Hace años, muchos años, la gestoría con la que trabajamos me regaló una botella de Moët & Chandon Brut Impérial.
Como no me gusta el alcohol, nunca la abrí. Pero me dije que cuando aprobara física sería el momento de descorcharla.
Pasaron los años y no aprobaba física. La botella seguía en mi habitación como un recordatorio constante de la promesa, mientras yo me peleaba con Faraday, intensidades, bombas de calor, lentejas colgando del techo de un vagón de tren en movimiento, fuerzas angulares, electromagnéticas, gravitacionales y ya no me acuerdo cuántas cosas más.
En esas estaba cuando me mudé a Villalba. La botella ya no estaba en mi habitación. O estaba, pero dándome una tregua, escondida en algún rincón, esperando su momento.
Y el momento llegó, porque aprobé física. Creo que ya lo escribí: fue una total sorpresa. No sabía que, finalmente, sabía tanto de física como para aprobar (y con nota, ojo). Pero los conocimientos que ocupaban mi cerebro habían enterrado la botella.

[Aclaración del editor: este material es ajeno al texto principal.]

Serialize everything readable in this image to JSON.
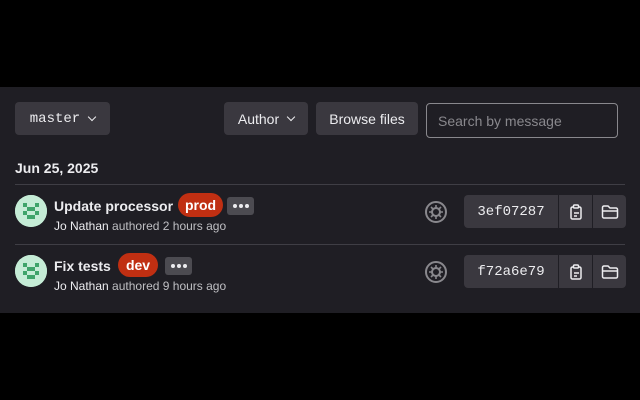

Tanto, tanto, tanto la habían enterrado, que cuando la vi en mi vieja habitación, ahora de mi hermano, pensé que no era mía.
Sin embargo, hoy, estando sola en casa de mi mamá, entre cajas, armarios vacíos, silencio y recuerdos (propios y ajenos), abriendo con nostalgia cajas que me traje de Málaga, cartas de amor atesoradas durante años, souvenirs de viajes hace años olvidados, mi árbol de navidad abandonado… Entre tanto pasado, miré la botella y fue como si me la acabaran de dar. La botella con la que iba a celebrar que aprobé física.
No sé si abrirla, ¿estará bien el champagne, después de tantísimo tiempo sin prestarle la más mínima atención?